Live from the Inquisition / A seshnegi tale part II

From: hcarteau_at_HZQ0nUucoin0dIJvs5Xs3RIV75cFO3tPwYyuoa4aw8SafFj7-ioc37fApRWkMv9F9QE
Date: Fri, 21 Jan 2011 23:38:39 +0100

... Wracked by weakness, my muscles knotting, I knew had been bewitched and had to lift the pagan curse before pushing my investigation further. I opened my sacred book, the copy of the Rule of Law you yourself blessed, oh revered teacher, and spoke out the Runes of Malkion's Prayers, His most holy and first Gospel. This most excellent spells cleared my mind and allowed me to shake off the cantrip that had been cast at me : a most peculiar form of confusion reeking of pagantry. If someone, in this humble thorp, had the audacity - and the power - to befuddle a wizard of the Inquisition, however minor and young, serious steps had to be taken.

Rokar and Maldron taught us that Faith in the Word of God is all we need to set to our tasks, and I decided to show these backwood half-pagans what the Power of Rokar is.
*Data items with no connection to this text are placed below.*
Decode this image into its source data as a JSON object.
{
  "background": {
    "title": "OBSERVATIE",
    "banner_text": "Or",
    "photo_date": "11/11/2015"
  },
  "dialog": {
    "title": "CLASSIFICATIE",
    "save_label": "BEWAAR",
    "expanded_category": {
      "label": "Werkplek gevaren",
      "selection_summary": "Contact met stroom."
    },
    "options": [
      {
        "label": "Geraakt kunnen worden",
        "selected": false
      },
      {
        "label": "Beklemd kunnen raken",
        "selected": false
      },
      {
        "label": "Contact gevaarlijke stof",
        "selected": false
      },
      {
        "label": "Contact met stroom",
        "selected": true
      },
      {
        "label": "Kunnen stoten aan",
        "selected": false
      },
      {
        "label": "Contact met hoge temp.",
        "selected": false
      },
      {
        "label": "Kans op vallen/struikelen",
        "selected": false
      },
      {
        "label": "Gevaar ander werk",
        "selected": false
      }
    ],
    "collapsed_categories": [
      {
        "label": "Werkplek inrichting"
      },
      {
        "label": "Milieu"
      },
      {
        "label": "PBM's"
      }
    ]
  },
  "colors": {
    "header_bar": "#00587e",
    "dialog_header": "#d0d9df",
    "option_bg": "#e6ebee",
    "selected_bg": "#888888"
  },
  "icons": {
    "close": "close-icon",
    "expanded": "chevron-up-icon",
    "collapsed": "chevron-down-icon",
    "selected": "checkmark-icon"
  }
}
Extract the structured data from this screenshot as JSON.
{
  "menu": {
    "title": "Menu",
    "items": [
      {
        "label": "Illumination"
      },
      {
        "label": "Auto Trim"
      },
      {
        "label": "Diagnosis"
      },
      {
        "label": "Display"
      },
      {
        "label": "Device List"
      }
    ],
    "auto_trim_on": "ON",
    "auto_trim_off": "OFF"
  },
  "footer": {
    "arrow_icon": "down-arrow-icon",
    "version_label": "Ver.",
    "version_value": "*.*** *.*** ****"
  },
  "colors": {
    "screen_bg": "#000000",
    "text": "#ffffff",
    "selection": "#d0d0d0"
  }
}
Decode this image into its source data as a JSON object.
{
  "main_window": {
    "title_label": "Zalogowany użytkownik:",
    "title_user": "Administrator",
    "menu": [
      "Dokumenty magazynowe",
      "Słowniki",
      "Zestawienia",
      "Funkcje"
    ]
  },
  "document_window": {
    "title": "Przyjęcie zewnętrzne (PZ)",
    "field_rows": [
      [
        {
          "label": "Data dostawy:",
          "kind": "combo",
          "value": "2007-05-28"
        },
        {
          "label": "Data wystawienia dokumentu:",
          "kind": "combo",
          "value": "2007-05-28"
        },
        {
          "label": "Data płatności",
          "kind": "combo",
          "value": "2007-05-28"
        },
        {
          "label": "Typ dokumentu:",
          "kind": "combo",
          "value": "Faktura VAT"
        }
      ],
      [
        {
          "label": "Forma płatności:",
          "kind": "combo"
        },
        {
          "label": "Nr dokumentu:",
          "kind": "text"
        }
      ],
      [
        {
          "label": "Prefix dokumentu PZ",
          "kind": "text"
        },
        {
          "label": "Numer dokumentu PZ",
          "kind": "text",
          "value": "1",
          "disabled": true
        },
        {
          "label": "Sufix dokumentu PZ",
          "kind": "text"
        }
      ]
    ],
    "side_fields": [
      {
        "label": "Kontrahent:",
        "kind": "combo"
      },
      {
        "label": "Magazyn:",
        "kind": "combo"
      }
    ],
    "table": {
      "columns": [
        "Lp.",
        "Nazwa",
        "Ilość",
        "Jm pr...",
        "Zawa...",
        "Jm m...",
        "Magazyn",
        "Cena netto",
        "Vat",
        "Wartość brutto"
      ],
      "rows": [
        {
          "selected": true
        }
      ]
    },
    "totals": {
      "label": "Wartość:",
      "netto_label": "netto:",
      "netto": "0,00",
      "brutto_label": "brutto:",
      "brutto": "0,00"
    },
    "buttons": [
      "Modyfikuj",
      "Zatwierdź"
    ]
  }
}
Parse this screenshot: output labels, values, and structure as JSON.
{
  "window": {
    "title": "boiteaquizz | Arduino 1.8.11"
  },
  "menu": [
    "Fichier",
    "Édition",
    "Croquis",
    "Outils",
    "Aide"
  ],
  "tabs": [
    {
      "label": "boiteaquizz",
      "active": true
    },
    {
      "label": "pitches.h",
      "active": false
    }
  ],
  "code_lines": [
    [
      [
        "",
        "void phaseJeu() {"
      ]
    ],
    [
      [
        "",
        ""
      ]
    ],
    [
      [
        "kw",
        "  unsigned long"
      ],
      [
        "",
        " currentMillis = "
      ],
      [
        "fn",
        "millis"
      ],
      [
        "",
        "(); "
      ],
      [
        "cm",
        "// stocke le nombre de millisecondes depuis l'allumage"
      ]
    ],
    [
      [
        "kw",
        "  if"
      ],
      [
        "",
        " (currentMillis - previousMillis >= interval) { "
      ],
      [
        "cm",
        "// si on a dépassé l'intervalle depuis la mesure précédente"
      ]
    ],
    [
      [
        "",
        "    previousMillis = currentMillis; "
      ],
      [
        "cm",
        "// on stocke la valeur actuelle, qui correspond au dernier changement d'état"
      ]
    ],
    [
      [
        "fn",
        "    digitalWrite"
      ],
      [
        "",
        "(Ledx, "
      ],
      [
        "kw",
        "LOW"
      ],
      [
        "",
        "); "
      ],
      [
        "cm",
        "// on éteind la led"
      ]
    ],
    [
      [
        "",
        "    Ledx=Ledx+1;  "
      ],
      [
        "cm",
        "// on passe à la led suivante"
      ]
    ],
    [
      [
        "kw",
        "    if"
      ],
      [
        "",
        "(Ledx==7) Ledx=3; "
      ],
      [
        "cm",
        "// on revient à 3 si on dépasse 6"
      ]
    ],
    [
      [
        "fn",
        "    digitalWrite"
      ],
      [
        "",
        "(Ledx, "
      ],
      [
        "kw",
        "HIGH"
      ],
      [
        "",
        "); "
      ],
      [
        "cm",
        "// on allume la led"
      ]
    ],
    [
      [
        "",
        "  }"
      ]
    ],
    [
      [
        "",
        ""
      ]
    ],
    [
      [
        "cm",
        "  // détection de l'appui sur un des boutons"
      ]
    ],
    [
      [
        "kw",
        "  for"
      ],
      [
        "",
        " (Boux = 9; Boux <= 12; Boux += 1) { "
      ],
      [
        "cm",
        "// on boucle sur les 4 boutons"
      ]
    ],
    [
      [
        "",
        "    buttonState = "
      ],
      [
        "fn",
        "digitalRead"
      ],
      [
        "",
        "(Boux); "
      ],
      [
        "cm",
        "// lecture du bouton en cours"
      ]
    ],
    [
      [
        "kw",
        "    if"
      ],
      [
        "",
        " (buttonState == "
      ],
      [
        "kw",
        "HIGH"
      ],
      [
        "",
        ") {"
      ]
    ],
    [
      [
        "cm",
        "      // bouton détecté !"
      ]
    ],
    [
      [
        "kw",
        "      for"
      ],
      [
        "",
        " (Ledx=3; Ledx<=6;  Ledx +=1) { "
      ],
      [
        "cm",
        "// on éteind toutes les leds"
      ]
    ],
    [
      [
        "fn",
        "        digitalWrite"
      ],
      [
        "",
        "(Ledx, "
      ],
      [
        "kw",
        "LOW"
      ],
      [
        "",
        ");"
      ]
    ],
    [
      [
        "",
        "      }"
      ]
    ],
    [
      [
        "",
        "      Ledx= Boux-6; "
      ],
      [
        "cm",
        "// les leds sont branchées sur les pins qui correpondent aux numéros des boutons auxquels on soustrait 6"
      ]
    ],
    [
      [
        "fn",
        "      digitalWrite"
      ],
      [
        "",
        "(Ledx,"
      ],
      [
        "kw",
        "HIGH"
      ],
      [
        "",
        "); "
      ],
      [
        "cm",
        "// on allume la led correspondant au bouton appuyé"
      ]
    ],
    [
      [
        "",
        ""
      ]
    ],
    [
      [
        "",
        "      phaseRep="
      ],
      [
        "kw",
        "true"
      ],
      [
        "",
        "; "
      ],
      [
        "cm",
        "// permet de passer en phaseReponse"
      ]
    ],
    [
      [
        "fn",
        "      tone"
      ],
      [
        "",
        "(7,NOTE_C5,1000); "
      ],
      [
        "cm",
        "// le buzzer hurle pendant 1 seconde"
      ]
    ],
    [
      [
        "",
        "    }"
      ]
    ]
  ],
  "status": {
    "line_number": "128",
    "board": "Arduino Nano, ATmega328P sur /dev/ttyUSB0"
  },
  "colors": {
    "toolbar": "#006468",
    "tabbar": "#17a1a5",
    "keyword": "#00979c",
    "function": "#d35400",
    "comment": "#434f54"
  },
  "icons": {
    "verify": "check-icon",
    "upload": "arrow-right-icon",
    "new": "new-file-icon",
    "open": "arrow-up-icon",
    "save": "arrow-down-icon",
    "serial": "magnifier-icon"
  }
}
I walked to the Chapel, lit up the prepared Candle you had the foresight to arm me with and intoned the spell of Punishing Malkion's Ennemy, using the very power reaped from the sorry congregation I had lectured earlier that day. Sainted Theoblanc teaches us that Power can be taken from many sources if it fulfills a Pure goal ; the purest energy, that which stems from sincere prayers to Makan, is not always available. I began feeling the sleeping peasants stir and move - and also the still-wakeful ones, out there near the accursed forest. Now they felt the sting of Our Holy Inquisition's spells. But I had not realized how far they had fallen from Solace.

The Chapel was a sorry affair, and its Wards were puny. The thing I had involontarly summoned burst in it without effort. It had a spectral sinuous body, so long I could not discern its end. It writhed and moved fast, its spectral scales glistening, its spectral fangs dropping with ichor, its spectral serpentine glaze befuddling me again. I could feel its power worming its way into my mind, trying to dissolve the Reason and Logic that are the key to our wizardry.

I recognized it as one of sehsna likita's minions, a guardian of the old pagan goddess which had ruled our land through her snaked-legged hybrids many centuries before. You had taught me, oh reverred Master, of the foul and putrid ways of this cult, the oldest form of pagan worship in our lands, how it time and again resurfaced, like a snake that comes out of the earth again at spring each year. But despite your wise teachings, the Power of my puny Reason failed me that night.